We know that, if he was Black, he very well may not have lived once the police saw him walking through the streets with a gun. We know that, if he did live to see an arrest, the system would criminalize him at every step of the way, even before the verdict.
As a country, as we reckon with this verdict, it is imperative that we focus on the systems that enabled it. “The intersection of gun violence, lax gun laws, and white supremacy — including at the highest levels of law enforcement and our judicial system — have once again sanctioned deadly violence against a racial justice movement,” wrote Kim Russell, a gun violence survivor, activist, and mom when I reached out to her a few days ago, astonished, to ask about the legalities of the dismissal of the gun possession charge against Rittenhouse. “While we certainly need stronger federal gun laws in place to help prevent a teenager from attending a public protest armed with an AR-15, we must also fight our corrupt system that enables violence at any level and protects those who commit it.”

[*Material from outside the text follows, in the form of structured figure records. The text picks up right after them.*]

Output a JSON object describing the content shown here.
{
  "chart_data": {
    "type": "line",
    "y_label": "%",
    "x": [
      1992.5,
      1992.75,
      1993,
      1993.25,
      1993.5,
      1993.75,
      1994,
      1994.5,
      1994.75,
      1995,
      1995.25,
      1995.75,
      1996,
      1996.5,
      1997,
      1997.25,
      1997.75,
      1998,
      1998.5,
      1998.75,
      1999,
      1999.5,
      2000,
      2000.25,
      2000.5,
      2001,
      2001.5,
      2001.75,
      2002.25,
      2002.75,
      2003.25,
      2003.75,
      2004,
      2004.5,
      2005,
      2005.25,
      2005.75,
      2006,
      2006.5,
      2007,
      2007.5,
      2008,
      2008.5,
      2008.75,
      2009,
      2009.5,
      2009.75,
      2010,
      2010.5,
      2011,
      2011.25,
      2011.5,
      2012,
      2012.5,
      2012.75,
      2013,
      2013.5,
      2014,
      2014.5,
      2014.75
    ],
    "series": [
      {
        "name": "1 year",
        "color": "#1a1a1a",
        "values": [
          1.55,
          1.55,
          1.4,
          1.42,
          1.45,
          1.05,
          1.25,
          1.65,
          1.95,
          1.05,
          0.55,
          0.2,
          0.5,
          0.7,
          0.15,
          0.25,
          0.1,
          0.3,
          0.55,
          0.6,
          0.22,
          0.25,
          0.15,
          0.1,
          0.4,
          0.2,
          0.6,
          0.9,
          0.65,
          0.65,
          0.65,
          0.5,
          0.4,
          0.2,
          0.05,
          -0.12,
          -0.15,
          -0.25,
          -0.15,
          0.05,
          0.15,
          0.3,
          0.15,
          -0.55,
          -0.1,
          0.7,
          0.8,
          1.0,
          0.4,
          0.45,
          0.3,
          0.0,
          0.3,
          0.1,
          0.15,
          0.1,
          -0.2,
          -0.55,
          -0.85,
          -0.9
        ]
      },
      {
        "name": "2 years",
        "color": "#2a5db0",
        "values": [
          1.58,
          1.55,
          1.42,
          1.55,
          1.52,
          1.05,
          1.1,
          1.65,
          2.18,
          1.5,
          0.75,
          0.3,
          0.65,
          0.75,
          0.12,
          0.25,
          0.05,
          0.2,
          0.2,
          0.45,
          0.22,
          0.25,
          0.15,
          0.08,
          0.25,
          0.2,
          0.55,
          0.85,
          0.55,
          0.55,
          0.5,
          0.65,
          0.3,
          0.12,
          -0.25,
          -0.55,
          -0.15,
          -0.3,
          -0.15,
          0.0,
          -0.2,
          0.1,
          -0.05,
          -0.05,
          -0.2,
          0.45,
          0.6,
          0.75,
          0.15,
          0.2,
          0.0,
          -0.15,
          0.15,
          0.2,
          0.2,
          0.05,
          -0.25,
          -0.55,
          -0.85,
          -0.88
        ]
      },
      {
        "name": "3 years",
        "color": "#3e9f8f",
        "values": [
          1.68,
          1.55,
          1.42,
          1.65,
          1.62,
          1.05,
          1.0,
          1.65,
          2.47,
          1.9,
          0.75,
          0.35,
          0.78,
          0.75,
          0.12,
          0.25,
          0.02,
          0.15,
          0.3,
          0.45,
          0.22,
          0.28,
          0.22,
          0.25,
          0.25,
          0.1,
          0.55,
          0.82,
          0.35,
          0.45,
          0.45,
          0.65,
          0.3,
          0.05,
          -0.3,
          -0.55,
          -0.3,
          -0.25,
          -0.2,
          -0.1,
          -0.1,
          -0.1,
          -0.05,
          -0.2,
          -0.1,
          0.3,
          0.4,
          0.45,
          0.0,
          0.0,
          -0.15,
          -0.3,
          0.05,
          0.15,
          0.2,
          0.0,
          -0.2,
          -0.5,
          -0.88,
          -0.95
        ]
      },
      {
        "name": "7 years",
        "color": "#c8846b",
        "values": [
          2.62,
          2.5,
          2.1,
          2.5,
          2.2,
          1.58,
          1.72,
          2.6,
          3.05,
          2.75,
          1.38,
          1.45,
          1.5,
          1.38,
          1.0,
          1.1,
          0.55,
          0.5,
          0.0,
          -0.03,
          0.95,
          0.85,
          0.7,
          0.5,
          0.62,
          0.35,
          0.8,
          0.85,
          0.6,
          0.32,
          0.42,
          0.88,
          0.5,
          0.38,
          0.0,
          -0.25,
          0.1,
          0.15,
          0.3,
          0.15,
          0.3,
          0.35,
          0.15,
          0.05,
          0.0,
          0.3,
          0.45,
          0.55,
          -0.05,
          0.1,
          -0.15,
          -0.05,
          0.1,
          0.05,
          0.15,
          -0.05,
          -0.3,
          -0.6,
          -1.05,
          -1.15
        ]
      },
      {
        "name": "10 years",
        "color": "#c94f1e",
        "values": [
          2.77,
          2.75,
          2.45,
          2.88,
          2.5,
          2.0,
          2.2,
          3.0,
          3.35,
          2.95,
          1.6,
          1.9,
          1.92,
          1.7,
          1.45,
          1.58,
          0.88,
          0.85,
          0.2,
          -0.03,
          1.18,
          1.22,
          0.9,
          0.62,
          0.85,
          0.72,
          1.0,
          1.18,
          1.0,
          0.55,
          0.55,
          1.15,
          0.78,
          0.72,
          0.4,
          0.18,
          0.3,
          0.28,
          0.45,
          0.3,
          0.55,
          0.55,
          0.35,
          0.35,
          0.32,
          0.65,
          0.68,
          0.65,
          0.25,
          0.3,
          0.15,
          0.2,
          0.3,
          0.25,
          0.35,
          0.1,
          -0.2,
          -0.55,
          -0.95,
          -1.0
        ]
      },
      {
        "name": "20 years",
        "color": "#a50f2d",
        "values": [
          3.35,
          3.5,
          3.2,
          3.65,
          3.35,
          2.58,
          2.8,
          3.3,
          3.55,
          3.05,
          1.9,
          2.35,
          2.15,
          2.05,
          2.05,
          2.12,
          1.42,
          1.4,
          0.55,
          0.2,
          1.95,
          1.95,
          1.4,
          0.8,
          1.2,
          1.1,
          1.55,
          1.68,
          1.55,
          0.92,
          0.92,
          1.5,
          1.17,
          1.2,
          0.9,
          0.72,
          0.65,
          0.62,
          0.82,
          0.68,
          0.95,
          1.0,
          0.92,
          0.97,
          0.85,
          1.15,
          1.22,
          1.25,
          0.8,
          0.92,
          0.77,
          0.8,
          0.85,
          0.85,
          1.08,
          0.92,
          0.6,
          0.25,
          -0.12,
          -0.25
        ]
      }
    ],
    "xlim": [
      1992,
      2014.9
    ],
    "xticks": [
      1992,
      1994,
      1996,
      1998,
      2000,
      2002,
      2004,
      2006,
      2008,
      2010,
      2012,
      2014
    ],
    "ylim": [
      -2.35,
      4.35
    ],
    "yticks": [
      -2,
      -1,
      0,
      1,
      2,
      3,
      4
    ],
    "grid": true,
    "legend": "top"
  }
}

So I write, even in the midst of my exhausted anger, because of the racial disparities that exist for all those little Black kids running around at my son’s school today who deserve to live with the same freedoms as their white peers.
I write it for other Black parents and caregivers to let you know that you’re not alone in your utter frustration at the unfair and unjust society our children must exist in. If today is hard, if every day is hard, maneuvering a racist country with Black kids, give yourself space to be.
Kyle Rittenhouse is a product of not just a racist criminal justice system but also a racist society that propels us to this level of frustration, pain, and anguish daily. It’s exhausting. This trauma lives in our bodies but we know that we must keep fighting for the lives of Black kids to be safeguarded, held, and protected.